In 1996 he helped draft an anti-corruption law, but when it was submitted to the government for review, it was rejected. “The government said, “No, we’ll write our own. Wait,’ “ Son Chhay said.            “Normally, the law should be presented by the parliament,” he said. “The parliament seems to be a rubber stamp, the tool of the executive. It does not seem to be independent yet.”

A recently-released report by the Cambodia Development Resource Institute supports the assessment. “The National Assembly and the Senate hold all legislative power in the country,” the report states. “In practice, this is not the case.

“So far, the National Assembly and Senate have been playing a limited role in legislative drafting. The vast majority of draft legislation originates with the ministries and is forwarded to the Assembly after approval by the Council of Ministers. The Assembly has only a minor role in legislative drafting; it basically initiates no legislation.”

The role of the National Assembly, according to the report, has been to enact bills approved by the government.

“Generally, the Assembly’s role in the legislative process is reactive and comes late,” the report continues.

The annual budget, for example, is given to the Assembly in mid-December, two weeks before the start of the next fiscal year, leaving no time for a proper review of a complex proposal. “It is no surprise,” the report states, “that the Assembly has never changed a single budget line from the draft received from the government.”

Son Soubert, a member of the Constitutional Council and former parliamentarian, said the country’s legislature is weak because it is dominated by a single party that dictates a single agenda—both inside and outside the Assembly.

“The customs of the communist party that has been leading our  country for nearly two decades have not completely vanished yet,” Son Soubert said. “The members of parliament from the [Cambodia People’s Party] have no right or freedom to decide in contradiction to the party’s line. This means that the National Assembly which has a majority of seats from the CPP cannot decide anything contrary to the party’s line, as in the Royal Government also.”

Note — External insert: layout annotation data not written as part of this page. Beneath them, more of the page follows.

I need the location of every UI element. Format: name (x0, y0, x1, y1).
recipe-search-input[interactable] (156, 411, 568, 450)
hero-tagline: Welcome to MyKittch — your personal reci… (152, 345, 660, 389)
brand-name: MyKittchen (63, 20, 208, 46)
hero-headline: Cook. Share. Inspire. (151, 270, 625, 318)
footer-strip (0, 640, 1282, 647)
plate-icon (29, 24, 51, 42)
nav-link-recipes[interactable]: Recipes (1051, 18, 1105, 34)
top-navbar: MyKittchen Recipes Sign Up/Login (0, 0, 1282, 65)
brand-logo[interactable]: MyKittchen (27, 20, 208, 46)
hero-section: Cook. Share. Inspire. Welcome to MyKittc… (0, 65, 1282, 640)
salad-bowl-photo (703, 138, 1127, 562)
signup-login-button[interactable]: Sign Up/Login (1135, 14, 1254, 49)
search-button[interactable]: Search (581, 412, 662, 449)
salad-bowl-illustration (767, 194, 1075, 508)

Son Chhay, the opposition lawmaker, said the parliament must have the conviction to act independently.

“In order to make our parliament effective, we must have political will,” he said. “We can have 100 conferences like this, but we will have no results without political will.”

While the assembly needs to be more aggressive, parliamentarians said, the body is often paralyzed by a lack of resources, from qualified staff to aid in researching legislation to drawers to hold documents.

“We don’t have the funds to pay an MP to open an office in their constituency,” Son Chhay said. “Most of the population, if they suffer, they cannot find someone to help them. They have to come to the National Assembly building.”

The conference participants acknowledged the problems are many. But the discussion, they said, is a solid start.

The forum, Prince Sirivudh said, allowed participants a neutral forum to discuss challenges facing the legislature. “There’s some positive, some negative,” he said. “People feel more free here to express themselves.”

Building a stronger parliament “is a long process,” Prince Sirivudh said. “It’s like raindrops. The raindrops multiply and fill the bucket.”